We previously blogged about the EEOC’s final rules, published in the Federal Register on May 17, 2016, that explain how the Americans with Disabilities Act (“ADA”) applies to employer sponsored wellness programs. These rules clarified when an employee health program, which includes a disability-related inquiry or medical examination, is considered “voluntary” under the ADA. The EEOC’s rules stated, amongst other things, that an employer may offer incentives for employees who participate in a wellness program as long as the incentive does not exceed 30% of the total cost of self-only coverage.

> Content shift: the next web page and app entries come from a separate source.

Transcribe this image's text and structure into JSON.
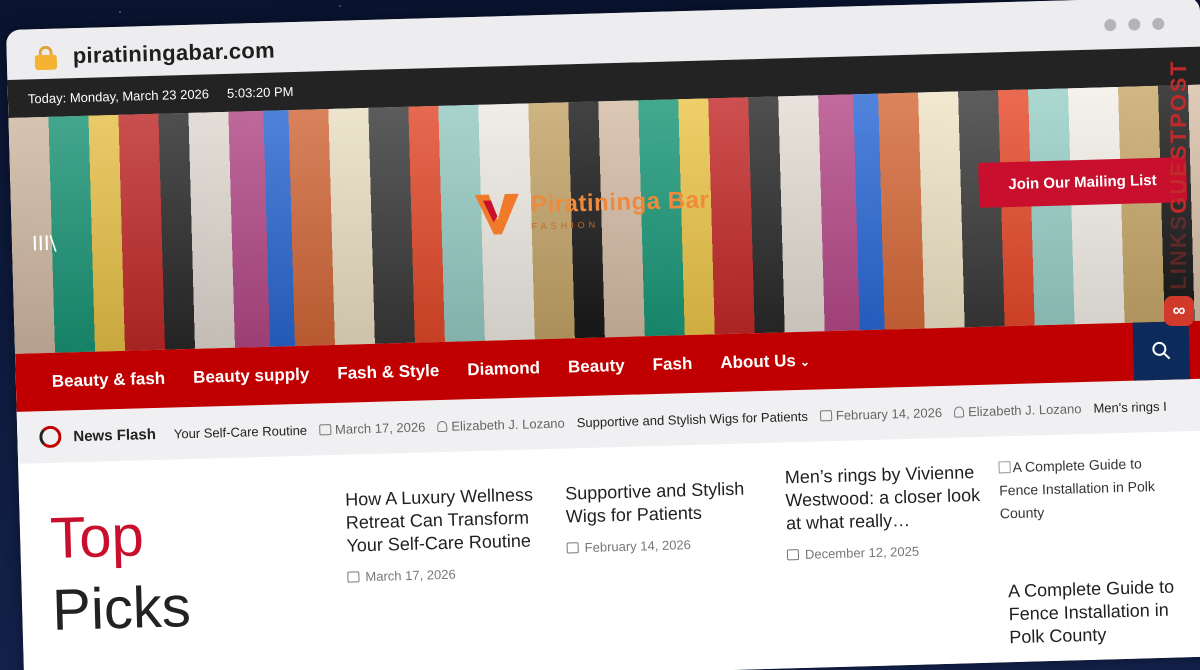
{
  "browser": {
    "url": "piratiningabar.com"
  },
  "topbar": {
    "date": "Today: Monday, March 23 2026",
    "time": "5:03:20 PM"
  },
  "header": {
    "logo_name": "Piratininga Bar",
    "logo_tagline": "FASHION",
    "mailing_button": "Join Our Mailing List",
    "menu_toggle": "III\\"
  },
  "nav": {
    "items": [
      {
        "label": "Beauty & fash"
      },
      {
        "label": "Beauty supply"
      },
      {
        "label": "Fash & Style"
      },
      {
        "label": "Diamond"
      },
      {
        "label": "Beauty"
      },
      {
        "label": "Fash"
      },
      {
        "label": "About Us"
      }
    ]
  },
  "ticker": {
    "label": "News Flash",
    "items": [
      {
        "title": "Your Self-Care Routine",
        "date": "March 17, 2026",
        "author": "Elizabeth J. Lozano"
      },
      {
        "title": "Supportive and Stylish Wigs for Patients",
        "date": "February 14, 2026",
        "author": "Elizabeth J. Lozano"
      },
      {
        "title": "Men's rings I"
      }
    ]
  },
  "top_picks": {
    "word1": "Top",
    "word2": "Picks",
    "cards": [
      {
        "title": "How A Luxury Wellness Retreat Can Transform Your Self-Care Routine",
        "date": "March 17, 2026"
      },
      {
        "title": "Supportive and Stylish Wigs for Patients",
        "date": "February 14, 2026"
      },
      {
        "title": "Men’s rings by Vivienne Westwood: a closer look at what really…",
        "date": "December 12, 2025"
      }
    ],
    "broken_image_alt": "A Complete Guide to Fence Installation in Polk County",
    "featured_title": "A Complete Guide to Fence Installation in Polk County"
  },
  "watermark": {
    "text": "GUESTPOSTLINKS",
    "faint": "LINKS",
    "strong": "GUESTPOST"
  },
  "colors": {
    "nav_red": "#c00000",
    "button_red": "#c8102e",
    "search_navy": "#0c2a5a",
    "logo_orange": "#f08a3a"
  }
}
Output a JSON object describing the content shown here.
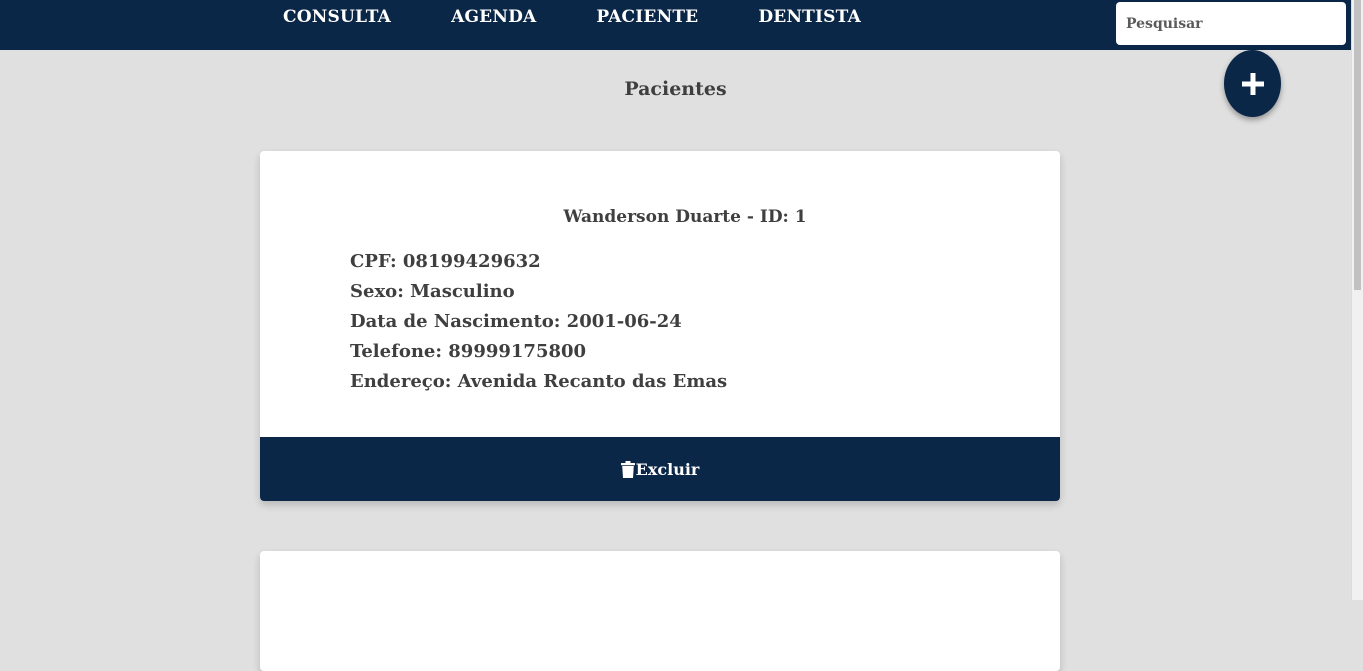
{
  "nav": {
    "items": [
      {
        "label": "CONSULTA"
      },
      {
        "label": "AGENDA"
      },
      {
        "label": "PACIENTE"
      },
      {
        "label": "DENTISTA"
      }
    ]
  },
  "search": {
    "placeholder": "Pesquisar"
  },
  "page": {
    "title": "Pacientes"
  },
  "colors": {
    "primary": "#0b2747",
    "background": "#e0e0e0",
    "card": "#ffffff",
    "text": "#3f3f3f"
  },
  "add_button": {
    "icon": "plus-icon"
  },
  "patients": [
    {
      "title": "Wanderson Duarte - ID: 1",
      "cpf": "CPF: 08199429632",
      "sexo": "Sexo: Masculino",
      "nascimento": "Data de Nascimento: 2001-06-24",
      "telefone": "Telefone: 89999175800",
      "endereco": "Endereço: Avenida Recanto das Emas",
      "delete_label": "Excluir",
      "delete_icon": "trash-icon"
    }
  ]
}
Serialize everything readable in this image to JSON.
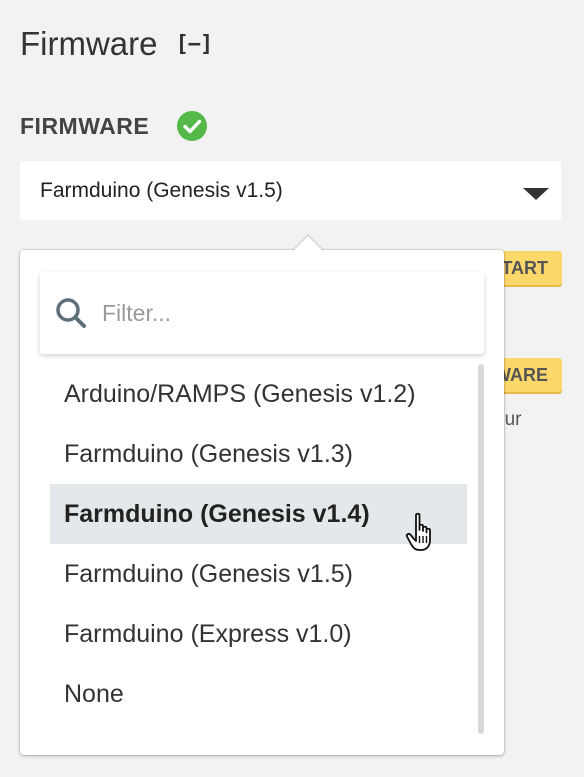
{
  "section": {
    "title": "Firmware",
    "collapse_label": "[−]"
  },
  "firmware": {
    "label": "FIRMWARE",
    "status": "ok",
    "selected": "Farmduino (Genesis v1.5)"
  },
  "background": {
    "badge_1": "START",
    "badge_2": "WARE",
    "text_fragment": "our"
  },
  "dropdown": {
    "filter_placeholder": "Filter...",
    "options": [
      "Arduino/RAMPS (Genesis v1.2)",
      "Farmduino (Genesis v1.3)",
      "Farmduino (Genesis v1.4)",
      "Farmduino (Genesis v1.5)",
      "Farmduino (Express v1.0)",
      "None"
    ],
    "hovered_option": "Farmduino (Genesis v1.4)"
  },
  "icons": {
    "status": "check-circle-icon",
    "search": "search-icon",
    "caret": "caret-down-icon",
    "cursor": "pointer-hand-icon"
  },
  "colors": {
    "status_green": "#55b94a",
    "badge_yellow": "#fcd76a",
    "hover_bg": "#e3e8ea",
    "search_icon": "#5e6f7a"
  }
}
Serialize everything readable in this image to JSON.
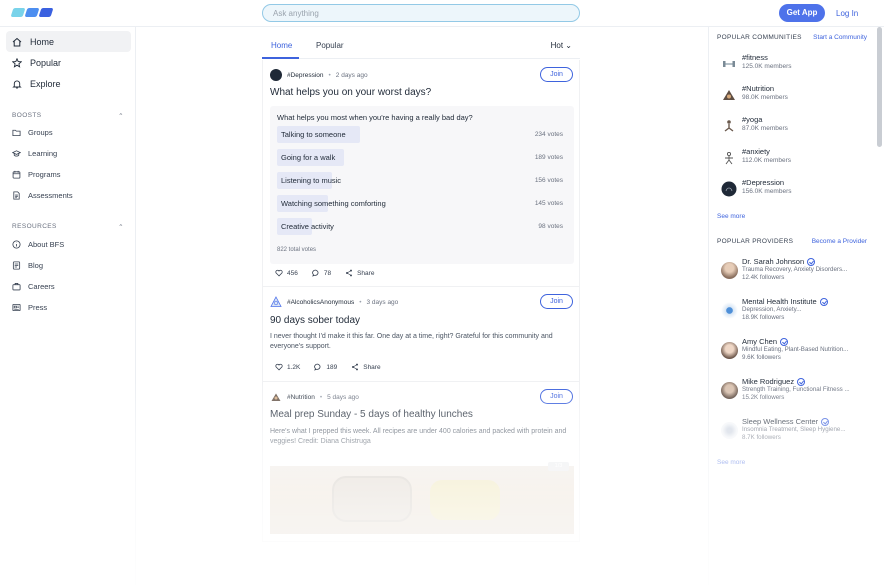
{
  "header": {
    "search_placeholder": "Ask anything",
    "get_app_label": "Get App",
    "login_label": "Log In"
  },
  "nav": {
    "main": [
      {
        "label": "Home",
        "icon": "home-icon",
        "active": true
      },
      {
        "label": "Popular",
        "icon": "star-icon",
        "active": false
      },
      {
        "label": "Explore",
        "icon": "bell-icon",
        "active": false
      }
    ],
    "boosts_title": "BOOSTS",
    "boosts": [
      {
        "label": "Groups",
        "icon": "groups-icon"
      },
      {
        "label": "Learning",
        "icon": "graduation-cap-icon"
      },
      {
        "label": "Programs",
        "icon": "calendar-icon"
      },
      {
        "label": "Assessments",
        "icon": "document-icon"
      }
    ],
    "resources_title": "RESOURCES",
    "resources": [
      {
        "label": "About BFS",
        "icon": "info-icon"
      },
      {
        "label": "Blog",
        "icon": "blog-icon"
      },
      {
        "label": "Careers",
        "icon": "briefcase-icon"
      },
      {
        "label": "Press",
        "icon": "newspaper-icon"
      }
    ]
  },
  "feed": {
    "tabs": [
      "Home",
      "Popular"
    ],
    "sort_label": "Hot",
    "posts": [
      {
        "community": "#Depression",
        "time": "2 days ago",
        "join_label": "Join",
        "title": "What helps you on your worst days?",
        "poll": {
          "question": "What helps you most when you're having a really bad day?",
          "options": [
            {
              "label": "Talking to someone",
              "votes_text": "234 votes",
              "votes": 234
            },
            {
              "label": "Going for a walk",
              "votes_text": "189 votes",
              "votes": 189
            },
            {
              "label": "Listening to music",
              "votes_text": "156 votes",
              "votes": 156
            },
            {
              "label": "Watching something comforting",
              "votes_text": "145 votes",
              "votes": 145
            },
            {
              "label": "Creative activity",
              "votes_text": "98 votes",
              "votes": 98
            }
          ],
          "total": "822 total votes"
        },
        "likes": "456",
        "comments": "78",
        "share_label": "Share"
      },
      {
        "community": "#AlcoholicsAnonymous",
        "time": "3 days ago",
        "join_label": "Join",
        "title": "90 days sober today",
        "body": "I never thought I'd make it this far. One day at a time, right? Grateful for this community and everyone's support.",
        "likes": "1.2K",
        "comments": "189",
        "share_label": "Share"
      },
      {
        "community": "#Nutrition",
        "time": "5 days ago",
        "join_label": "Join",
        "title": "Meal prep Sunday - 5 days of healthy lunches",
        "body": "Here's what I prepped this week. All recipes are under 400 calories and packed with protein and veggies! Credit: Diana Chistruga",
        "media_counter": "1/3"
      }
    ]
  },
  "sidebar": {
    "communities_title": "POPULAR COMMUNITIES",
    "start_community_label": "Start a Community",
    "communities": [
      {
        "name": "#fitness",
        "members": "125.0K members",
        "icon": "dumbbell-icon"
      },
      {
        "name": "#Nutrition",
        "members": "98.0K members",
        "icon": "food-icon"
      },
      {
        "name": "#yoga",
        "members": "87.0K members",
        "icon": "yoga-icon"
      },
      {
        "name": "#anxiety",
        "members": "112.0K members",
        "icon": "anxiety-icon"
      },
      {
        "name": "#Depression",
        "members": "156.0K members",
        "icon": "depression-icon"
      }
    ],
    "see_more_label": "See more",
    "providers_title": "POPULAR PROVIDERS",
    "become_provider_label": "Become a Provider",
    "providers": [
      {
        "name": "Dr. Sarah Johnson",
        "specialties": "Trauma Recovery, Anxiety Disorders...",
        "followers": "12.4K followers"
      },
      {
        "name": "Mental Health Institute",
        "specialties": "Depression, Anxiety...",
        "followers": "18.9K followers"
      },
      {
        "name": "Amy Chen",
        "specialties": "Mindful Eating, Plant-Based Nutrition...",
        "followers": "9.6K followers"
      },
      {
        "name": "Mike Rodriguez",
        "specialties": "Strength Training, Functional Fitness ...",
        "followers": "15.2K followers"
      },
      {
        "name": "Sleep Wellness Center",
        "specialties": "Insomnia Treatment, Sleep Hygiene...",
        "followers": "8.7K followers"
      }
    ],
    "providers_see_more_label": "See more"
  },
  "colors": {
    "accent": "#3e63dd",
    "get_app_bg": "#4e72ea",
    "search_border": "#93c9e6",
    "poll_bar": "#e5e8f6"
  }
}
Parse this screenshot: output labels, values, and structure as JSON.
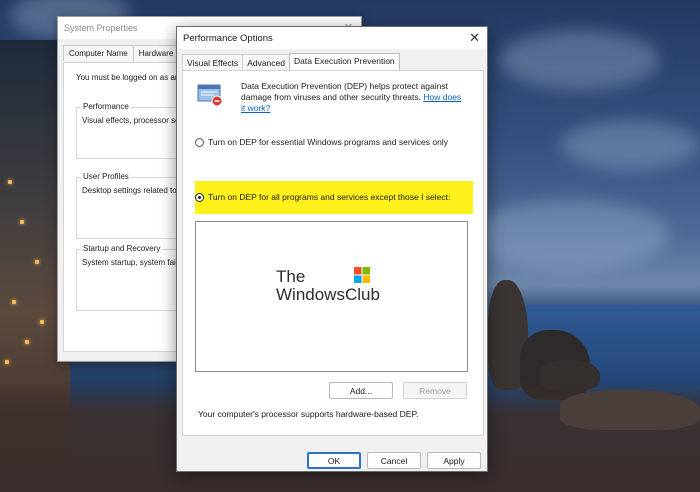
{
  "background_window": {
    "title": "System Properties",
    "tabs": [
      "Computer Name",
      "Hardware"
    ],
    "note": "You must be logged on as ar",
    "groups": [
      {
        "legend": "Performance",
        "desc": "Visual effects, processor sc"
      },
      {
        "legend": "User Profiles",
        "desc": "Desktop settings related to"
      },
      {
        "legend": "Startup and Recovery",
        "desc": "System startup, system failu"
      }
    ]
  },
  "dialog": {
    "title": "Performance Options",
    "close_glyph": "✕",
    "tabs": [
      "Visual Effects",
      "Advanced",
      "Data Execution Prevention"
    ],
    "active_tab": "Data Execution Prevention",
    "description": "Data Execution Prevention (DEP) helps protect against damage from viruses and other security threats.",
    "link": "How does it work?",
    "options": [
      {
        "label": "Turn on DEP for essential Windows programs and services only",
        "selected": false
      },
      {
        "label": "Turn on DEP for all programs and services except those I select:",
        "selected": true
      }
    ],
    "watermark": {
      "line1": "The",
      "line2": "WindowsClub"
    },
    "buttons": {
      "add": "Add...",
      "remove": "Remove",
      "ok": "OK",
      "cancel": "Cancel",
      "apply": "Apply"
    },
    "footnote": "Your computer's processor supports hardware-based DEP."
  },
  "colors": {
    "highlight": "#fff21c",
    "link": "#0a62c6",
    "accent": "#2b6fcf"
  },
  "icons": [
    "shield-icon",
    "close-icon",
    "windows-logo-icon"
  ]
}
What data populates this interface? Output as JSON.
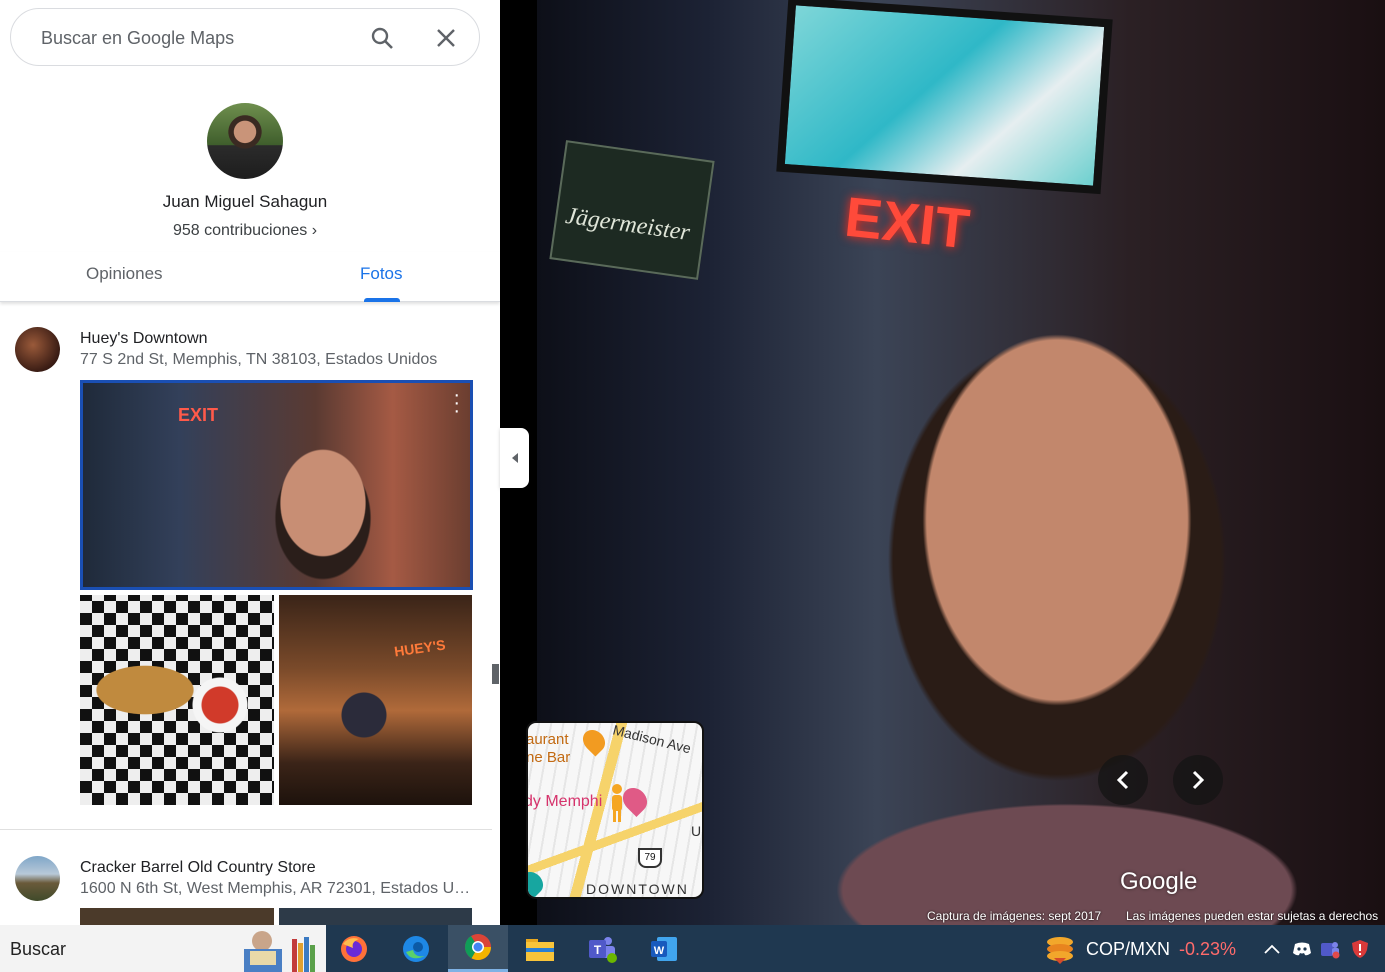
{
  "search": {
    "placeholder": "Buscar en Google Maps"
  },
  "profile": {
    "name": "Juan Miguel Sahagun",
    "contributions": "958 contribuciones ›"
  },
  "tabs": [
    {
      "label": "Opiniones"
    },
    {
      "label": "Fotos",
      "active": true
    }
  ],
  "places": [
    {
      "name": "Huey's Downtown",
      "address": "77 S 2nd St, Memphis, TN 38103, Estados Unidos"
    },
    {
      "name": "Cracker Barrel Old Country Store",
      "address": "1600 N 6th St, West Memphis, AR 72301, Estados Un..."
    }
  ],
  "photo_signs": {
    "exit": "EXIT",
    "bar": "HUEY'S"
  },
  "viewer": {
    "exit_sign": "EXIT",
    "jager_sign": "Jägermeister",
    "logo": "Google",
    "capture_date": "Captura de imágenes: sept 2017",
    "rights": "Las imágenes pueden estar sujetas a derechos"
  },
  "minimap": {
    "restaurant": "aurant\nne Bar",
    "street": "Madison Ave",
    "place": "dy Memphi",
    "district": "DOWNTOWN",
    "route": "79",
    "road_letter": "U"
  },
  "taskbar": {
    "search": "Buscar",
    "apps": [
      "firefox-icon",
      "edge-icon",
      "chrome-icon",
      "file-explorer-icon",
      "teams-icon",
      "word-icon"
    ],
    "ticker": "COP/MXN",
    "ticker_change": "-0.23%"
  },
  "colors": {
    "accent": "#1a73e8",
    "selected_border": "#1a4fb3",
    "taskbar": "#1f3850",
    "negative": "#ff6b6b"
  }
}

We also previously blogged that this incentive provision was under scrutiny by the U.S. District Court for the District of Columbia in the AARP v. EEOC wellness case, and subsequent to our blog post the Court ordered that it be vacated effective January 1, 2019. This means that although employers are not necessarily prohibited from implementing an incentive up to the 30% threshold, as of January 1, 2019 they cannot rely on the EEOC’s rules to demonstrate that their financial incentive is voluntary. In other words, there is uncertainty regarding when a financial incentive will be considered voluntary under the ADA.
As a result, employers may want to reevaluate the financial incentives under their wellness programs for the 2019 plan year. Some potential approaches that employers may wish to consider include:
- Eliminating all financial incentives for wellness programs that are subject to the ADA;
- Setting financial incentives for wellness programs that are subject to the ADA well below the 30% threshold;
- Redesigning wellness programs so that participants can obtain part, or the entire financial incentive, by participating in other activities that are not subject to the ADA (i.e., activities that are not disability-related inquiries or medical examinations); or
- Continuing to rely on the ADA 30% threshold, although vacated, unless and until the EEOC issues a new rule or a court finds the 30% threshold is not voluntary.
Although some employers may be inclined to move away from the 30% threshold when the incentive provision under the EEOC’s rules is vacated, other employers are taking a wait-and-see approach before making changes to their wellness incentives.